Sauf cette légère invraisemblance, l’ouvrage est fort distingué dans son genre ; il mérite d’être connu, et quand on l’aura lu, on verra que nous ne l’avons pas jugé trop favorablement.

Temple anté-diluvien. — C’est une grande question que celle de savoir si le monde est beaucoup plus ancien qu’on ne l’a cru pendant long-temps. D’après l’ère des brachmannes, l’âge du monde est calculé à 3,892,858 ans ; d’autres calculs le font remonter encore plus haut, tandis qu’il en existe qui ne lui donnent que 5,558 ans. Certaines traditions placent un espace immense entre le déluge et la naissance de Jésus-Christ, tandis que selon le texte samaritain, il n’aurait eu lieu que 3044 ans avant Jésus-Christ.

Au surplus notre dessein n’est pas de nous immiscer dans ces débats ; nos yeux sont encore couverts d’un voile obscur, que le temps, de savantes recherches, ou le hasard peut-être feront disparaître un jour.
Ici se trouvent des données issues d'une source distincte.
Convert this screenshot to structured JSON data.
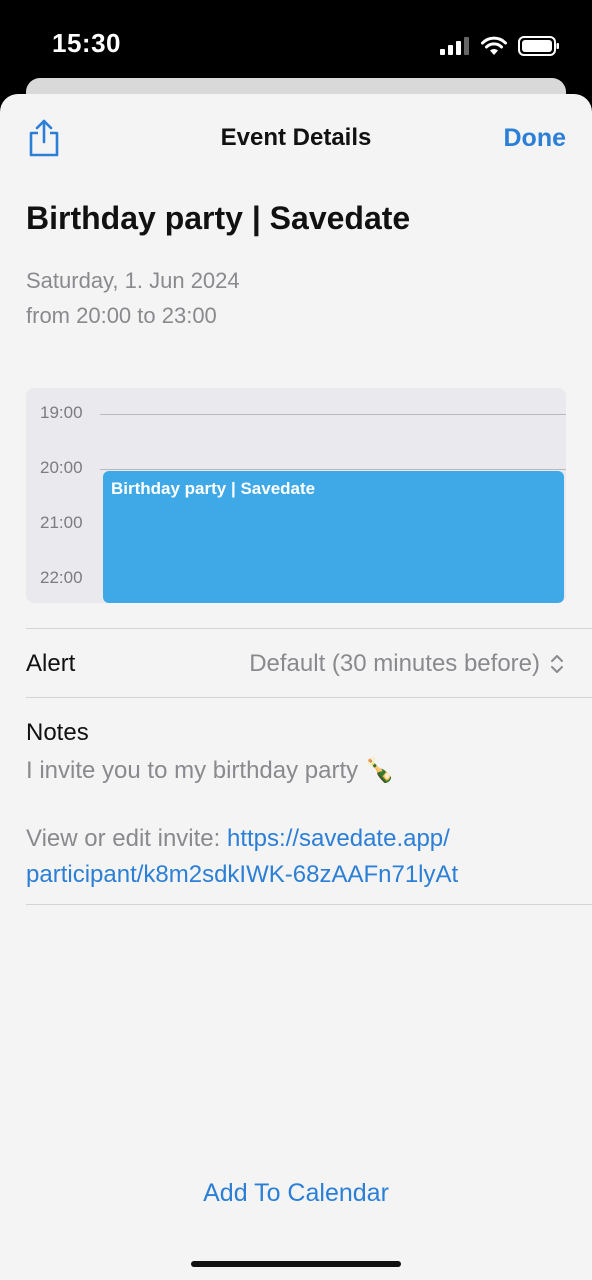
{
  "status_bar": {
    "time": "15:30"
  },
  "nav": {
    "title": "Event Details",
    "done_label": "Done"
  },
  "event": {
    "title": "Birthday party | Savedate",
    "date": "Saturday, 1. Jun 2024",
    "time_range": "from 20:00 to 23:00"
  },
  "timeline": {
    "hours": [
      "19:00",
      "20:00",
      "21:00",
      "22:00"
    ],
    "event_label": "Birthday party | Savedate",
    "event_color": "#3fa9e8"
  },
  "alert": {
    "label": "Alert",
    "value": "Default (30 minutes before)"
  },
  "notes": {
    "label": "Notes",
    "text": "I invite you to my birthday party 🍾",
    "invite_prefix": "View or edit invite: ",
    "invite_link_part1": "https://savedate.app/",
    "invite_link_part2": "participant/k8m2sdkIWK-68zAAFn71lyAt"
  },
  "footer": {
    "add_label": "Add To Calendar"
  },
  "colors": {
    "accent": "#2b7fd6",
    "secondary_text": "#8a8a8e"
  }
}
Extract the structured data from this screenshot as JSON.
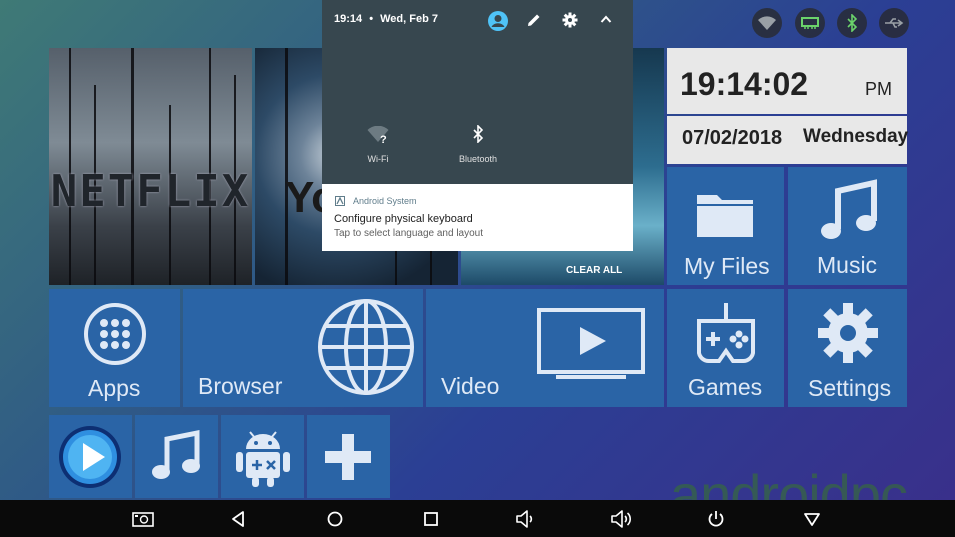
{
  "notification_shade": {
    "time": "19:14",
    "separator": "•",
    "date": "Wed, Feb 7",
    "quick_settings": [
      {
        "label": "Wi-Fi",
        "icon": "wifi-unknown-icon"
      },
      {
        "label": "Bluetooth",
        "icon": "bluetooth-icon"
      }
    ],
    "notification": {
      "app": "Android System",
      "title": "Configure physical keyboard",
      "text": "Tap to select language and layout"
    },
    "clear_all": "CLEAR ALL"
  },
  "launcher": {
    "netflix_text": "NETFLIX",
    "youtube_text": "Yo",
    "clock": {
      "time": "19:14:02",
      "ampm": "PM",
      "date": "07/02/2018",
      "day": "Wednesday"
    },
    "tiles": {
      "my_files": "My Files",
      "music": "Music",
      "apps": "Apps",
      "browser": "Browser",
      "video": "Video",
      "games": "Games",
      "settings": "Settings"
    }
  },
  "watermark": "androidpc",
  "colors": {
    "tile": "#2a64a6",
    "shade": "#37474f",
    "accent": "#4fc3f7",
    "navbar": "#0a0a0a"
  }
}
Et qui n’hésiterait à décider une telle question, quand le savant Cuvier, dans son cours d’histoire naturelle, s’appuyant sur des faits et des documens qui paraissent incontestables, cherche à prouver que l’apparition de l’homme sur la terre ne remonte pas au delà de trois mille ans avant l’ère chrétienne ? Nous ne donnerons donc point notre avis sur un sujet d’une aussi haute importance.

Le déluge, au contraire, n’est plus aujourd’hui un objet de doute pour personne : tout s’accorde de plus en plus pour démontrer la vérité d’une grande catastrophe : tout s’accorde pour prouver que cette catastrophe a détruit des montagnes, éteint des races monstrueuses, transporté leurs débris dans des régions lointaines, en un mot qu’elle a labouré le globe. Reste à savoir si quelques constructions immenses et d’une grande solidité, n’auraient pas pu résister à ce bouleversement général.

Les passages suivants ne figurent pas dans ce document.